26.7.10

O “Estado social”

João Marques de Almeida, in Económico

Portugal vive uma situação surrealista. Está toda a gente convencida que haverá eleições antes de 2013, mas ninguém sabe quando. Resultado: os partidos políticos estão em campanha eleitoral permanente.

Se a economia do país crescesse 5% por ano, se o desemprego fosse de 3 ou 4%, se a pobreza diminuísse, se não houvesse o défice e a dívida públicas que existem, até seria divertido. Na situação em que estamos, é dramático. Pior, o "Estado social" tornou-se agora uma questão de campanha eleitoral. O tema mais importante da política europeia para os próximos anos, que exige um grande esforço e determinação para ser objecto de consensos alargados, foi colocado no centro da luta política. A racionalidade (o bem mais precioso e raro da política) foi substituída pela demagogia, pelo populismo e por chavões ideológicos.

Se não arrepiarmos caminho, pode ter começado o caminho do país para fora do Euro. Será que as nossas elites políticas não percebem o que se passa na Europa? Acham que a "crise" já acabou, e que estamos a regressar ao "normal"? E se entendem, resolveram seguir em frente, negando a realidade, a caminho do suicídio político? O modo como foi afastada uma das propostas mais corajosas e lúcidas feitas por um actual ministro, a imposição de limites constitucionais ao défice (e que infelizmente o PSD não adoptou nas suas propostas), leva-me a desconfiar do pior.

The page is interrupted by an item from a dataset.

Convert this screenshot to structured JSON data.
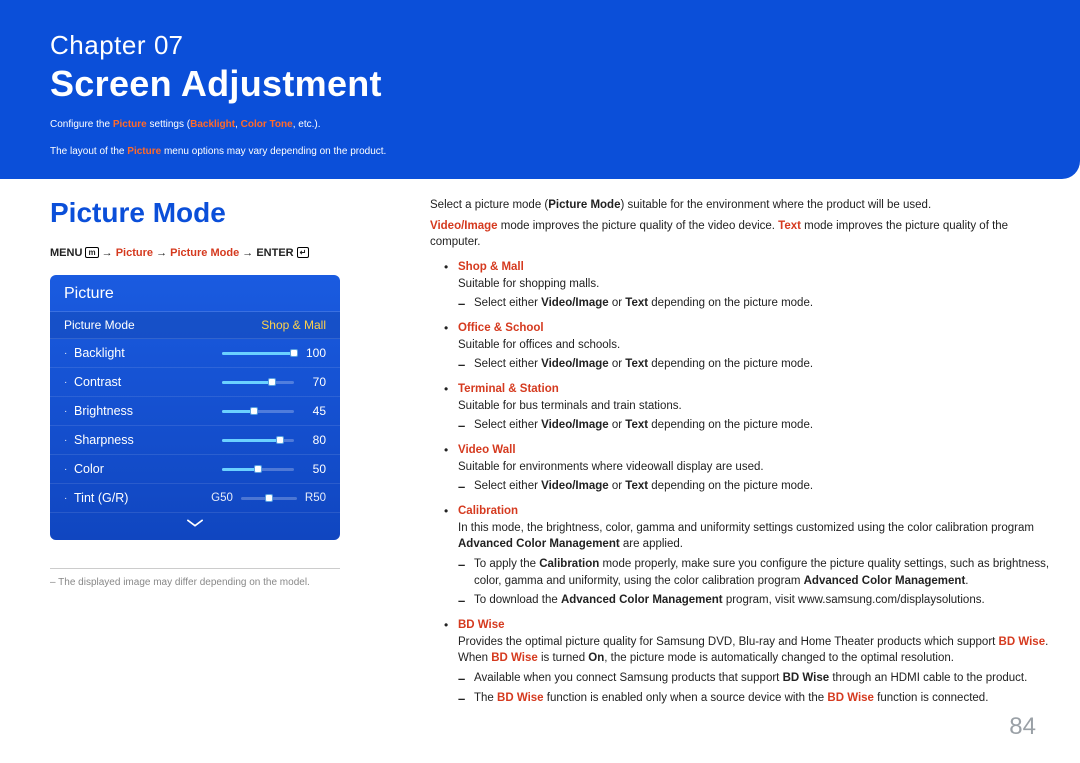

O que se passa é muito simples. Nos próximos três anos vai definir-se a natureza da "zona Euro pós-crise". Como será? E quem lá estará? E em grande medida as clarificações serão feitas pela capacidade de reformar o "Estado social". Estamos a assistir a um processo de redefinição do Estado europeu (que por sua vez irá redefinir a União Europeia). O Estado europeu e a União serão muito diferentes em 2014 do que são hoje. Quem não entende isto, não percebe o que se passa na Europa. E quem vai definir os padrões do novo "Estado social europeu" serão os mais avançados nas reformas, os países do norte europeu. Se os países do sul não acompanharem, não poderão continuar a ter a mesma moeda.

Mas há ainda duas questões a considerar. Por vezes quando ouço falar das "conquistas" do "Estado social" em Portugal, parece que se está num debate sobre Teoria Política, mas não sobre a situação social no nosso país. O "Estado social" é fantástico, o pior é a educação desigual, a segurança social e o sistema de saúde insustentáveis, o crescente desemprego e o aumento da pobreza. Ou seja, há um "Estado social", mas não há justiça social (daí as aspas durante todo o artigo). Dito de outro modo, o "Estado social" está a falhar onde não pode falhar.

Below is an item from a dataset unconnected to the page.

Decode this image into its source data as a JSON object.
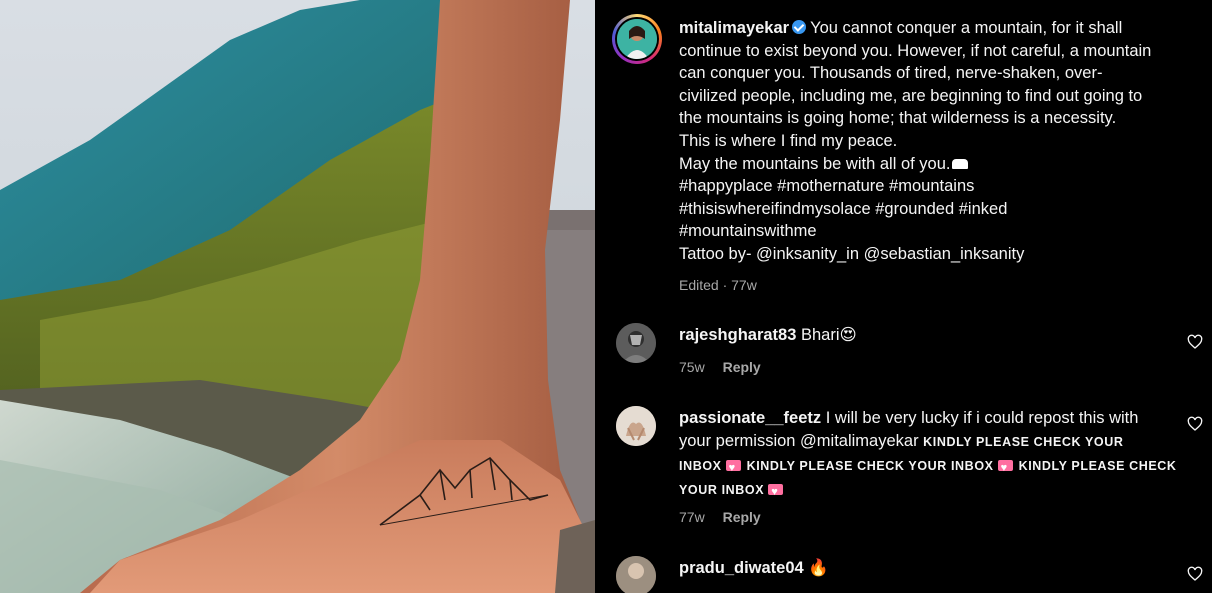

O segundo ponto é uma reflexão para aqueles que querem defender o actual "Estado social" a todo o custo. Com a actual evolução demográfica e com um crescimento económico quase nulo, como vão defendê-lo sem dinheiro para aumentar as despesas sociais? A defesa do "Estado social" só é credível quando se pode aumentar as despesas. Quando não se pode, é o caminho para a mentira e o desastre.